As early as 1735, William Simpson was making earthenware in the township. By 1750, Enoch Booth had a factory near a field called Stony Croft. The factory made cream coloured ware glazed with a mixture of lead ore and ground flint. 

In 1763, Admiral Smith Child built Newfield Pottery, where he produced earthenware. By the 1780s, two brothers, Samuel and Thomas Cartlich, were making pottery and mining coal at Sandyford. There were brick kilns, coal mines, a flint mill and a crate maker’s workshop at Furlong. 

During the 1740s, George Booth and his son Thomas leased a pottery factory. on an estate called Will Flats, next to Furlong Lane. In 1779, Burslem pottery manufacturer William Adams rented the factory and part of the estate.

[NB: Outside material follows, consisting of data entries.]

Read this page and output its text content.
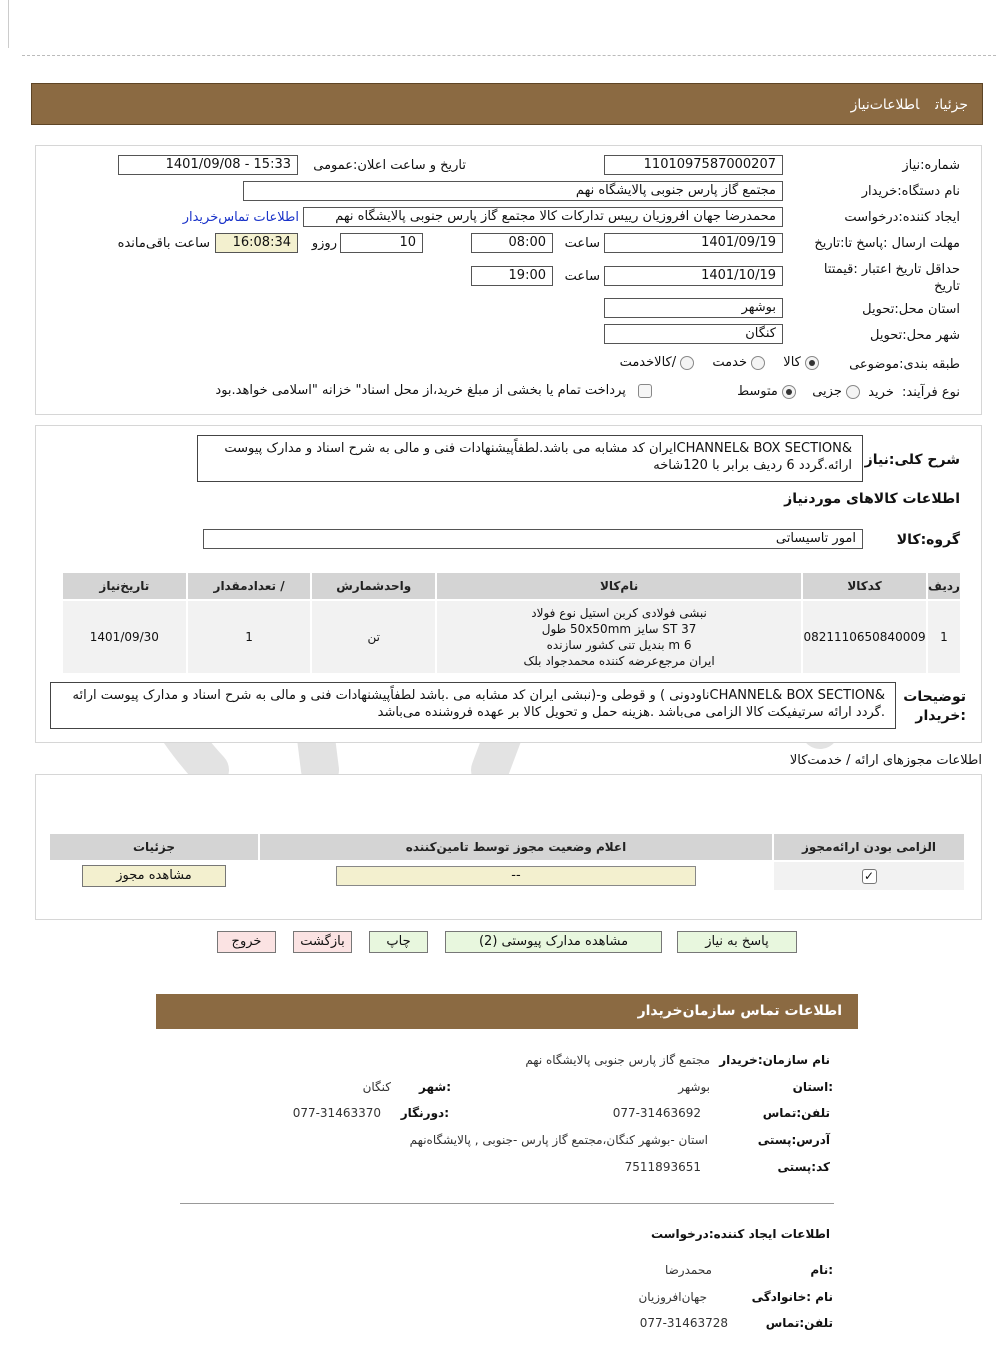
جزئیاتاطلاعات‌نیاز
شماره:نیاز
1101097587000207
تاریخ و ساعت اعلان:عمومی
1401/09/08 - 15:33
نام دستگاه:خریدار
مجتمع گاز پارس جنوبی پالایشگاه نهم
ایجاد کننده:درخواست
محمدرضا جهان افروزیان رییس تدارکات کالا مجتمع گاز پارس جنوبی پالایشگاه نهم
اطلاعات تماس‌خریدار
مهلت ارسال :پاسخ تا:تاریخ
1401/09/19
ساعت
08:00
10
روزو
16:08:34
ساعت باقی‌مانده
حداقل تاریخ اعتبار :قیمتتا تاریخ
1401/10/19
ساعت
19:00
استان محل:تحویل
بوشهر
شهر محل:تحویل
کنگان
طبقه بندی:موضوعی
کالا  خدمت  /کالاخدمت
نوع فرآیند: خرید
جزیی  متوسط
پرداخت تمام یا بخشی از مبلغ خرید،از محل اسناد" خزانه "اسلامی خواهد.بود
شرح کلی:نیاز
&CHANNEL& BOX SECTIONایران کد مشابه می باشد.لطفاًپیشنهادات فنی و مالی به شرح اسناد و مدارک پیوست ارائه.گردد 6 ردیف برابر با 120شاخه
اطلاعات کالاهای موردنیاز
گروه:کالا
امور تاسیساتی
ردیف	کدکالا	نام‌کالا	واحدشمارش	/ تعدادمقدار	تاریخ‌نیاز
1	0821110650840009	نبشی فولادی کربن استیل نوع فولاد
ST 37 سایز 50x50mm طول
6 m بندیل تنی کشور سازنده
ایران مرجع‌عرضه کننده محمدجواد بلک	تن	1	1401/09/30
توضیحات :خریدار
&CHANNEL& BOX SECTIONناودونی ) و قوطی و-(نبشی ایران کد مشابه می .باشد لطفاًپیشنهادات فنی و مالی به شرح اسناد و مدارک پیوست ارائه .گردد ارائه سرتیفیکت کالا الزامی می‌باشد .هزینه حمل و تحویل کالا بر عهده فروشنده می‌باشد
اطلاعات مجوزهای ارائه / خدمت‌کالا
الزامی بودن ارائه‌مجوز	اعلام وضعیت مجوز توسط تامین‌کننده	جزئیات
✓	--	مشاهده مجوز
پاسخ به نیاز
مشاهده مدارک پیوستی (2)
چاپ
بازگشت
خروج
اطلاعات تماس سازمان‌خریدار
نام سازمان:خریدار
مجتمع گاز پارس جنوبی پالایشگاه نهم
:استان
بوشهر
:شهر
کنگان
تلفن:تماس
077-31463692
:دورنگار
077-31463370
آدرس:پستی
استان -بوشهر کنگان،مجتمع گاز پارس -جنوبی , پالایشگاه‌نهم
کد:پستی
7511893651
اطلاعات ایجاد کننده:درخواست
:نام
محمدرضا
نام :خانوادگی
جهان‌افروزیان
تلفن:تماس
077-31463728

On 1 March 1784, William purchased the factory and the land he had been renting. He changed the estate’s name from Will Flats to Greengates and demolished the old factory.

William built Greengates Pottery (shown above), where he made high-quality stoneware and jasper ornaments for the luxury market. He employed Swiss modeller Joseph Mongolot. Joseph helped him create models for moulds to produce the bas-reliefs for jasper and stoneware. 

Pottery produced by William was sold to wealthy customers. Some purchased ware from his showrooms in Fleet Street, London. Others visited the Greengates factory’s showrooms where they bought tea sets, dinner services, jasper, and stoneware ornaments.  

In his book, Marks and Monograms on Pottery and Porcelain, William Chaffer mentioned the quality of Adams’ jasper. He said some of it was “equal to, if not superior to” jasper made at Etruria by Wedgwood.